Der Akteur in Udo Jürgens Lied richtet sich und seine Frau trotz aller Tristesse nicht, was das Leiden innerhalb Spießbürgerschaft verlängert und damit eigentlich sehr viel mehr Qual als der Suizid verspricht! Jürgens ist der traurige Realist, der Kämpfer, Fassbinder ein Feigling! 

Und dann kommt die Regisseurin Susanne Kennedy und adaptiert Fassbinders Film auf die Bühne der Münchner Kammerspiele. Ein Experiment. Man mache die Kleinbürgerlichkeit noch kleiner, beengender und theatralisch klaustrophobischer. Man entwertet den Charakter, die Individualität. Die Schauspieler tragen Masken. Sie spielen ihre unausweichliche, fixierte Rolle. So werden die Schauspieler hinter den Masken des öffentlichen bornierten Lebens gewechselt, ohne an Pathos zu gewinnen. 

Kennedy quält den Zuschauer mit einer unheimlichen Lethargie und Langatmigkeit. Jeder Akteur tut, was man von ihm erwartet und scheitert. Beklemmende Leere eine Folge daraus. Und so wird aus kleinen Niederlagen des Alltags, ein Tsunami der Hoffnungslosigkeit. Gefangen in der Spießigkeit. Bewusst. Zur ausgelassenen Depression nicht fähig. Ob der Etikette.

Eines muss man dieser quälenden Inszenierung lassen. Sie beantwortet die Frage, warum Herr R. denn nun Amok läuft, mehr als eindringlich. 
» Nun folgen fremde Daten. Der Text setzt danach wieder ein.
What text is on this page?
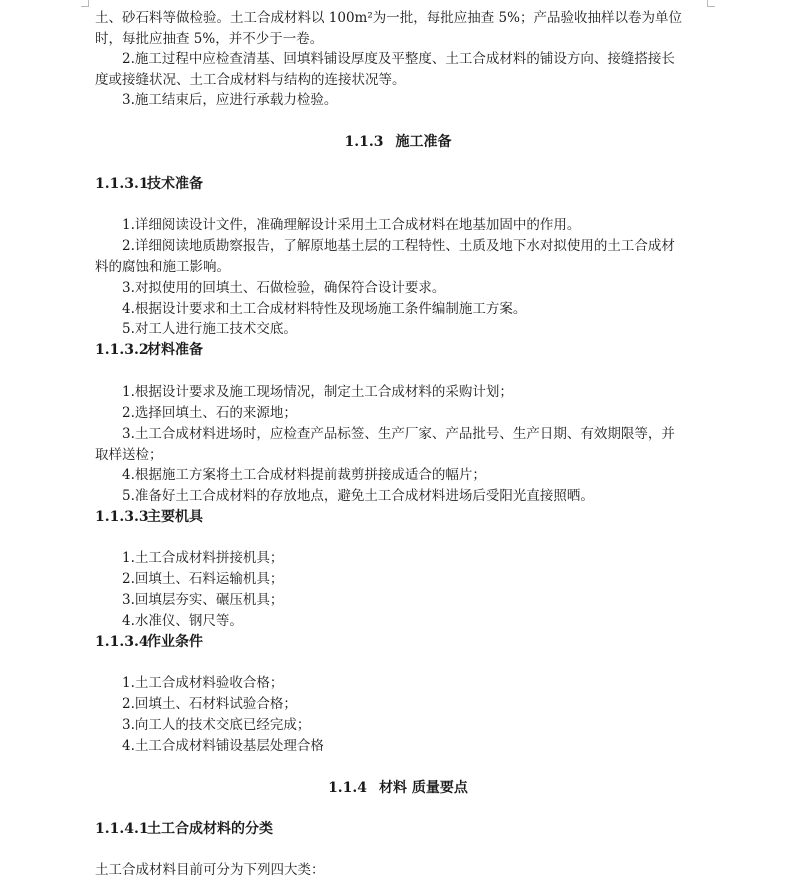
土、砂石料等做检验。土工合成材料以 100m²为一批，每批应抽查 5%；产品验收抽样以卷为单位
时，每批应抽查 5%，并不少于一卷。
2.施工过程中应检查清基、回填料铺设厚度及平整度、土工合成材料的铺设方向、接缝搭接长
度或接缝状况、土工合成材料与结构的连接状况等。
3.施工结束后，应进行承载力检验。
1.1.3 施工准备
1.1.3.1技术准备
1.详细阅读设计文件，准确理解设计采用土工合成材料在地基加固中的作用。
2.详细阅读地质勘察报告，了解原地基土层的工程特性、土质及地下水对拟使用的土工合成材
料的腐蚀和施工影响。
3.对拟使用的回填土、石做检验，确保符合设计要求。
4.根据设计要求和土工合成材料特性及现场施工条件编制施工方案。
5.对工人进行施工技术交底。
1.1.3.2材料准备
1.根据设计要求及施工现场情况，制定土工合成材料的采购计划；
2.选择回填土、石的来源地；
3.土工合成材料进场时，应检查产品标签、生产厂家、产品批号、生产日期、有效期限等，并
取样送检；
4.根据施工方案将土工合成材料提前裁剪拼接成适合的幅片；
5.准备好土工合成材料的存放地点，避免土工合成材料进场后受阳光直接照晒。
1.1.3.3主要机具
1.土工合成材料拼接机具；
2.回填土、石料运输机具；
3.回填层夯实、碾压机具；
4.水准仪、钢尺等。
1.1.3.4作业条件
1.土工合成材料验收合格；
2.回填土、石材料试验合格；
3.向工人的技术交底已经完成；
4.土工合成材料铺设基层处理合格
1.1.4 材料 质量要点
1.1.4.1土工合成材料的分类
土工合成材料目前可分为下列四大类：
Man erwischt sich bei dem Wunsch, dass Herr R. nun doch endlich Amok laufen solle, da die drückende, sich wie ein Kaugummi ziehende Hommage an die Leere des Bürgertums, den Zuschauer emotional und fordernd in den Abgrund des Herren R. zu ziehen vermag. 

Dabei sind einem die Orte, die Bereiche des Alltags, die Gespräche, die - wie Susanne Kennedy es ausdrückt - von Vorurteilen, Frustrationen und Klatsch geprägte Welt, nicht fremd. Keine Szene, wo man sich nicht selbst in der Retrospektive wiederfinden könnte. Sind wir demnach schon so abgestumpft, dass wir die beklemmende Leere verdrängen? Oder gibt es den „Wir“ Begriff gar nicht und die Parallelen entstehen aus purem Zufall? Selbstbetrug. „Ich war noch niemals in New York“.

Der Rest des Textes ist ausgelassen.